Algo que resalta en el centro es que trabajan con poblaciones indígenas, a quienes capacitan para que elaboren productos con calidad de exportación. 

“Allí (Yungas cochabambinos) se produce jalea real con características únicas en el mundo, de gran calidad”, dice Cabré. 

Asimismo, tienen un proyecto con la comunidad indígena Sirionó, con la que están trabajando para enviar los productos que elaboran hasta Alemania, para que se estudie su pureza. 

“Trabajamos a nivel de nanopartículas, ya sea de jalea real, miel, polen o propóleo, para desarrollar dosis pequeñas con potente efecto”, cuenta. 

Cabré afirma que la apiterapia trabaja sobre el origen de las enfermedades, con el objetivo de que se atienda el mal preciso para lograr la mejor recuperación posible. 

Desde que el centro comenzó a funcionar en Tiquipaya, poco a poco más personas conocieron este procedimiento y llegaron para tratar sus males

En el caso de Santiago, él recibe un tratamiento integral que incluye fisioterapia, acupuntura y apiterapia. La apitoxica es aplicada sobre la cicatriz para ayudar con el dolor. Utilizan los puntos de la acupuntura para aplicar las agujas y, una vez que se insertan, se añade energía para estimular los músculos. 

Sobre la aplicación, Santiago sostiene que sí siente el dolor de la picadura, pero es normal y no le produce efectos secundarios. Además, afirma que todo el tratamiento le ayuda a caminar mejor. 

“Se aplican microdosis. No significa que mientras más toxina el efecto sea mayor. Lo que necesitamos son pequeñas dosis de toxinas en un ángulo determinado”, explica Cabré. 

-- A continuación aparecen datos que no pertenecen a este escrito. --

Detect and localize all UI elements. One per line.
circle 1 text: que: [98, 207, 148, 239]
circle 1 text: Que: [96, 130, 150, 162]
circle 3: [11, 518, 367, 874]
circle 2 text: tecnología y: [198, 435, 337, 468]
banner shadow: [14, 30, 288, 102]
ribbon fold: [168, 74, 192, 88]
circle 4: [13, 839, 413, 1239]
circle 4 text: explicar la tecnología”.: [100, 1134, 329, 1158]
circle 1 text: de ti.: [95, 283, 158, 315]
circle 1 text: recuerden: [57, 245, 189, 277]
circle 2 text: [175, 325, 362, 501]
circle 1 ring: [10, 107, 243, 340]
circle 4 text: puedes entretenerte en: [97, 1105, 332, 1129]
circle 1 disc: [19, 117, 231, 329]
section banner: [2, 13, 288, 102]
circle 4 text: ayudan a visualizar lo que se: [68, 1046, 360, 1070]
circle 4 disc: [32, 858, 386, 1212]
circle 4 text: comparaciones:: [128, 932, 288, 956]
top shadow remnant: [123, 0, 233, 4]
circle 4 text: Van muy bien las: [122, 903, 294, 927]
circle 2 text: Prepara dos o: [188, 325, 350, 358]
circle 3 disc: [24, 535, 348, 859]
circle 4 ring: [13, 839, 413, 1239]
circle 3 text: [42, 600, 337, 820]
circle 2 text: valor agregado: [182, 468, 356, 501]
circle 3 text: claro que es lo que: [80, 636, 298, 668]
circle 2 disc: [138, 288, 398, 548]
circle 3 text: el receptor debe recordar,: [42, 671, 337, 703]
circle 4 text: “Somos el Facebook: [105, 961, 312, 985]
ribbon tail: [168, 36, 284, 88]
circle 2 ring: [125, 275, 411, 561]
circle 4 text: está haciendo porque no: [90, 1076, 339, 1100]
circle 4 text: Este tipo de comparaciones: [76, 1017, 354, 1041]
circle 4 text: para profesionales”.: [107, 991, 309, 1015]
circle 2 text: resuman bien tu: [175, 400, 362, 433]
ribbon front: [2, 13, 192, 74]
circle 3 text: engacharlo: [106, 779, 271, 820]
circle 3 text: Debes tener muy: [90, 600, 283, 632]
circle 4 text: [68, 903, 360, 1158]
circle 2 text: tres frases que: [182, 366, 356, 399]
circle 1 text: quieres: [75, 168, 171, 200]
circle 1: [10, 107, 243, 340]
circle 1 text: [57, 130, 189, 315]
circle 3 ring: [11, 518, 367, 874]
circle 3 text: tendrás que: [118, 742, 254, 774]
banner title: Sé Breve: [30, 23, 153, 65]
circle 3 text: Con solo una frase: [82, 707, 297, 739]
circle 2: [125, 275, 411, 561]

Algunos pacientes reciben incluso ocho microdosis de cuatro abejas por sesión. Los estudios previos para determinar la gravedad de la enfermedad son importantes para identificar cuánta apitoxina se puede aplicar a la persona y hacer evaluaciones continuas sobre el progreso.

Si bien esta práctica no es totalmente respaldada por los médicos a nivel mundial, la terapia toma fuerza y son más las personas que acuden buscando un alivio en la “pócima” de las abejas.